PRP is currently being studied as a potential treatment for musculoskeletal disorders, such as chronic LBP caused by IVDD.^377,378 PRP refers to a portion of the patient’s blood obtained during a peripheral blood draw and is rich in platelets and growth factors, like PDGF, TGF, VEGF, EGF, FGF, CTGF, IGF-1.^379,380 Previous research into IVDD has demonstrated that the use of growth factors commonly found in patients’ blood has yielded positive results in vitro and in vivo when studying effects on extracellular matrix synthesis and IVD cell proliferation.³⁸⁰ It has been demonstrated that PRP can provide similar benefits in a cell culture setting and in animal models, showing evidence of IVD height restoration and extracellular matrix production.³⁸⁰ Despite this, evidence surrounding the use of PRP in humans is highly debated. There is still much to understand about PRP and its effects, including limitations on a consensus PRP preparation method and the best route of PRP administration in a clinical setting.³⁷⁹

Stem cell therapies

The utilization of stem cells for regenerative therapy in IVDD has shown encouraging evidence that they can be implemented in future treatments.^381,382,383 Many hypotheses about stem cells and IVDD revolve around the transplantation of stem cells into the IVD and allowing for cell growth and proliferation to rebuild the IVD structure and replace the dead and dying cells. There is significant debate on the ideal stem cell type as well as methods to control the proliferation and growth of these cells in vivo. Current stem cell clinical trials are being conducted in humans using bone marrow-mesenchymal stem cells (BM-MSCs), umbilical cord-derived mesenchymal stem cells, and allogeneic mesenchymal stem cells.^{384,385,386,387} Research is also being conducted on the efficacy of NPCs and induced pluripotent stem cell-derived notochordal cells to determine if these cell populations may be better suited for treating discogenic LBP. Despite optimism regarding the potential of stem cell treatments, clinical trials have demonstrated that cells struggle to survive in the environment of the degenerated disc.^381,382,383 As a result, further research needs to be done to better understand how stem cells can be utilized to treat IVDD and chronic LBP.

Other minimally invasive therapies

Multiple clinical trials are underway looking into the use of injectable therapies to address discogenic LBP. Injectable therapies are hypothesized to be superior to surgical procedures due to their being less invasive in nature. Furthermore, the volume of tissue removal required and potential irreversible anatomical changes that result from surgical procedures like spinal fusions result in surgeries being viewed a last resort option. Injectables, such as morselized NP tissue allografts from cadaveric donors and cell-free hydrogel-based microgels aim to introduce therapeutic molecules and cells into the affected disc to relieve pain and halt the degeneration process.^388,389 While these approaches show promise, injectable therapies remain in the early stages of development, with much still to be tested in regard to efficacy and long term durability.

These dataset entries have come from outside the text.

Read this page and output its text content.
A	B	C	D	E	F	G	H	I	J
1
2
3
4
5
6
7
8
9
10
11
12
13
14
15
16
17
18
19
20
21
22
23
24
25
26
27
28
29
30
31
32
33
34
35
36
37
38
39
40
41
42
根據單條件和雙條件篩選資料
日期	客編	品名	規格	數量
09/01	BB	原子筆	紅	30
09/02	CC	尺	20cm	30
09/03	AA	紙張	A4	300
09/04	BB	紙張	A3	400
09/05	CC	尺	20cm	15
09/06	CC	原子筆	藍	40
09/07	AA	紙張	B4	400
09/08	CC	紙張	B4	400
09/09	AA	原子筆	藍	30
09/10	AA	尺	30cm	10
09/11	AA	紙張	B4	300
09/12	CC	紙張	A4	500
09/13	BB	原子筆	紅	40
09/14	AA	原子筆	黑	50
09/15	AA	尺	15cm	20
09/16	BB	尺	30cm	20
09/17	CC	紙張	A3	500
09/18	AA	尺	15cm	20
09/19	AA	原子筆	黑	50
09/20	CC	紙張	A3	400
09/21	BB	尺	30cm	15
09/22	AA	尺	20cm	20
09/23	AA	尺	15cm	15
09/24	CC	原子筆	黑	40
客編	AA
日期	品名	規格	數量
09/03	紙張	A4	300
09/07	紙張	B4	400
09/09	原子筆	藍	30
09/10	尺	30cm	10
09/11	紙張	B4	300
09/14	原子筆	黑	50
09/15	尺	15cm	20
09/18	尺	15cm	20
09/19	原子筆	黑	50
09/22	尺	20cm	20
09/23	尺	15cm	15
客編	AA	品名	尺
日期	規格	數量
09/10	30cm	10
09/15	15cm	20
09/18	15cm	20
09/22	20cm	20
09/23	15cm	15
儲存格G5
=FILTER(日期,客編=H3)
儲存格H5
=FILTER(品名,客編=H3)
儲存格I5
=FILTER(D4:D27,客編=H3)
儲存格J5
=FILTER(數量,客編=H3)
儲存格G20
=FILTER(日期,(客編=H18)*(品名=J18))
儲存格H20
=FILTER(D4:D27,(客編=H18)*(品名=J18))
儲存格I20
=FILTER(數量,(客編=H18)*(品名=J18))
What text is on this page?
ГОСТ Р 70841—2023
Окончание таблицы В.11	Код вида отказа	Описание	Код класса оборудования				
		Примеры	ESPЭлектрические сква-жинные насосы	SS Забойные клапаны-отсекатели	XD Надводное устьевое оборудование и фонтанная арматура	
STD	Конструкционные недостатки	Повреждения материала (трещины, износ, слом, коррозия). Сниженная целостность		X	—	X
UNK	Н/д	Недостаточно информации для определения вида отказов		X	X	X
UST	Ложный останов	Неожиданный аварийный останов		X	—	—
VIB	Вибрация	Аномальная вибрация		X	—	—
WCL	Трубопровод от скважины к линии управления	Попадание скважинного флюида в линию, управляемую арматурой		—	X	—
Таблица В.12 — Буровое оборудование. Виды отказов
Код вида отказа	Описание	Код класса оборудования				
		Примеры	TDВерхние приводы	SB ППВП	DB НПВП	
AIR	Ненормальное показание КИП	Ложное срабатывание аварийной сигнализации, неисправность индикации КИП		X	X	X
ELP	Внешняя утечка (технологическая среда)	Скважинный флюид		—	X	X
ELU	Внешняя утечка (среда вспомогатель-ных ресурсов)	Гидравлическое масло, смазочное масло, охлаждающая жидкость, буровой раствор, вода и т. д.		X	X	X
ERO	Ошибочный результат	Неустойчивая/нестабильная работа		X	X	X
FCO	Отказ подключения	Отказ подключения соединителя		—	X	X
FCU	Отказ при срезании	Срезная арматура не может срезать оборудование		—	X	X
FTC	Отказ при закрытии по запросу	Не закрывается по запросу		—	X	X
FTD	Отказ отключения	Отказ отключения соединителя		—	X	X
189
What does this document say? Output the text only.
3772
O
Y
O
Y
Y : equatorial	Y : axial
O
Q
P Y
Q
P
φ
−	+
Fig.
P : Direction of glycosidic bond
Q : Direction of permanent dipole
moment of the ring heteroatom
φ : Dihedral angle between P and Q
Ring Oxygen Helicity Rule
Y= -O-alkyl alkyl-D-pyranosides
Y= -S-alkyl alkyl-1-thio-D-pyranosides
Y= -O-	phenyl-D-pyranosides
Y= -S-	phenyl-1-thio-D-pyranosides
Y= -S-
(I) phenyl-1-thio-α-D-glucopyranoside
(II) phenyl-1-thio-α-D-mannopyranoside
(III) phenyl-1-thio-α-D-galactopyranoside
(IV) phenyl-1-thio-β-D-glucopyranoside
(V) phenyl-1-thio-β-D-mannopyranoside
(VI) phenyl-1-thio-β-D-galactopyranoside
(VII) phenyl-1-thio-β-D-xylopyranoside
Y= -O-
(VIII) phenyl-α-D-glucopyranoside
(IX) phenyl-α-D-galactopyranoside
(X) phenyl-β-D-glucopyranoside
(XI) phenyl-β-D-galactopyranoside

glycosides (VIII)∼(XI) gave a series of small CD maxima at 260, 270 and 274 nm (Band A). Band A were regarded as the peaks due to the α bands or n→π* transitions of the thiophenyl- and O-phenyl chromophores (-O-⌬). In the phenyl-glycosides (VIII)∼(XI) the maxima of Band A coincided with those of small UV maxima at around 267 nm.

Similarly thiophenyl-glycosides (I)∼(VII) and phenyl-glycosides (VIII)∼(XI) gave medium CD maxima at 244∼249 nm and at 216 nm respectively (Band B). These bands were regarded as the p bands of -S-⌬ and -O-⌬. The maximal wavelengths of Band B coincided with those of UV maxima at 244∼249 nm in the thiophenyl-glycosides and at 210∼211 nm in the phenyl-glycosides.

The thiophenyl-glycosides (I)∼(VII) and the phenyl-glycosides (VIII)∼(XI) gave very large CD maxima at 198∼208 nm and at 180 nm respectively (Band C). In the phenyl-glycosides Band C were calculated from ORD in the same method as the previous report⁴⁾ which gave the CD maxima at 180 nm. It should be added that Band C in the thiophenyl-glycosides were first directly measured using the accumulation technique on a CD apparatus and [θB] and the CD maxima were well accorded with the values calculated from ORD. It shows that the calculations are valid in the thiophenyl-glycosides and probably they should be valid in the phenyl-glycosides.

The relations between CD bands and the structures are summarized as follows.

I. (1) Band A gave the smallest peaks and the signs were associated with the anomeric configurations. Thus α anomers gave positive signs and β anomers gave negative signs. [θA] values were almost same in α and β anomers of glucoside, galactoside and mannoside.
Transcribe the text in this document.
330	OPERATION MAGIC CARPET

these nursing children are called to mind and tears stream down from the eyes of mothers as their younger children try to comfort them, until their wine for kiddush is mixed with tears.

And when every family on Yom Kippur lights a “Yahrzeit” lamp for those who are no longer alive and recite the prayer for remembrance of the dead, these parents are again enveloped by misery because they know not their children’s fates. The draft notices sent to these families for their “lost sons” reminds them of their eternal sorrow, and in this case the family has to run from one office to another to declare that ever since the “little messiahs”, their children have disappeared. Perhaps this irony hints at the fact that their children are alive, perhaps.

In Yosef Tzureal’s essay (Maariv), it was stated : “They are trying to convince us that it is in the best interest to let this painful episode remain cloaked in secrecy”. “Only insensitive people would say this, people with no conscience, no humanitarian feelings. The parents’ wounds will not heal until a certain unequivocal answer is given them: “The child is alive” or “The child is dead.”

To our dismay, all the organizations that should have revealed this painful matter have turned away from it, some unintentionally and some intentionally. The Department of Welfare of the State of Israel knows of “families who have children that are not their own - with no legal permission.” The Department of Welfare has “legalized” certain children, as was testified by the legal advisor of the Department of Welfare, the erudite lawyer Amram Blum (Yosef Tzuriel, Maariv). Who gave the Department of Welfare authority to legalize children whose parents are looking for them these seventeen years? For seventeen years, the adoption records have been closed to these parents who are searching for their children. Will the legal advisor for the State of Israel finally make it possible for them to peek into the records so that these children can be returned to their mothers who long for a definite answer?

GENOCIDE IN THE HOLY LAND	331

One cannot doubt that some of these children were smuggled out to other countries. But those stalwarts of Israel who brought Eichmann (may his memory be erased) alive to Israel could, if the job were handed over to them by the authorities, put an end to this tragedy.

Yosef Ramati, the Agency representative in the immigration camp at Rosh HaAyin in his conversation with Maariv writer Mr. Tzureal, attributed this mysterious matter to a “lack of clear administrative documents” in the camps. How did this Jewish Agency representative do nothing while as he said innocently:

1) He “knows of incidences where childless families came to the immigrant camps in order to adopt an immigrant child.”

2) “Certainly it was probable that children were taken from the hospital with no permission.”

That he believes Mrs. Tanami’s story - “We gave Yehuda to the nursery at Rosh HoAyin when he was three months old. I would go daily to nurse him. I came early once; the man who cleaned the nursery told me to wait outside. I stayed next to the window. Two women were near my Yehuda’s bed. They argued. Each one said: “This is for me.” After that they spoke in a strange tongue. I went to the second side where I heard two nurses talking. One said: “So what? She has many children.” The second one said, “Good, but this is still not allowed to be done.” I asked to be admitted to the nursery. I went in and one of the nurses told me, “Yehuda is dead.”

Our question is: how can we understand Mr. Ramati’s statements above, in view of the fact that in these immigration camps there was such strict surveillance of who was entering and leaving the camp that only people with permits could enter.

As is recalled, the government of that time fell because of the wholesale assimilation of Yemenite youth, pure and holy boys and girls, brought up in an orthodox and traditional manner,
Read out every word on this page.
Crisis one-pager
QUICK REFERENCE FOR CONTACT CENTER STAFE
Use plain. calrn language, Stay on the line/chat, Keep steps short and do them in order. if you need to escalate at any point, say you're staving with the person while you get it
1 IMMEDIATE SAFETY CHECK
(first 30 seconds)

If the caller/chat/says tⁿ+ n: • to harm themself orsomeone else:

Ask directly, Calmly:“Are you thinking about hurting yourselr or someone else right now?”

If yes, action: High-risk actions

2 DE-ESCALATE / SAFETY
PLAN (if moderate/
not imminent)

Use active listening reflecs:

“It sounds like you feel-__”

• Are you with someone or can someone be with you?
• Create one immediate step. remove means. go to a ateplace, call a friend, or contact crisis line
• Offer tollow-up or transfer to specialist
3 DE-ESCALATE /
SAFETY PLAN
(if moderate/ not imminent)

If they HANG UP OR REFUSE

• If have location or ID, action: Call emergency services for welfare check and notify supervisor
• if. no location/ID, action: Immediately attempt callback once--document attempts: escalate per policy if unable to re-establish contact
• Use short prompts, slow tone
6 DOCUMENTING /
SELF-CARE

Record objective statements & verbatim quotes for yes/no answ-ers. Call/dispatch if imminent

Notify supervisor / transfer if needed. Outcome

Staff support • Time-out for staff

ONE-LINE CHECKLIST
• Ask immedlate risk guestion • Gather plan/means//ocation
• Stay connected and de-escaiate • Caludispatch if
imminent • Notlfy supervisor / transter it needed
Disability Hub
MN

In addition, researchers are investigating combination strategies, utilizing the regenerative potential of cell therapies with the structural and bioactive support of biomaterials.

Conclusion

LBP and IVDD are and will continue to be among the most prevalent musculoskeletal conditions in the world. Though a significant amount of research has been performed and had advanced our understanding of on IVDD and LBP, we have only scratched the surface of what mechanisms genetically, lifestyle-wise, molecularly, etc., are causing LBP to occur. However, recent advancements in diagnostic imaging, biological, and molecular techniques offer great promise for deepening our understanding and developing innovative therapeutic approaches.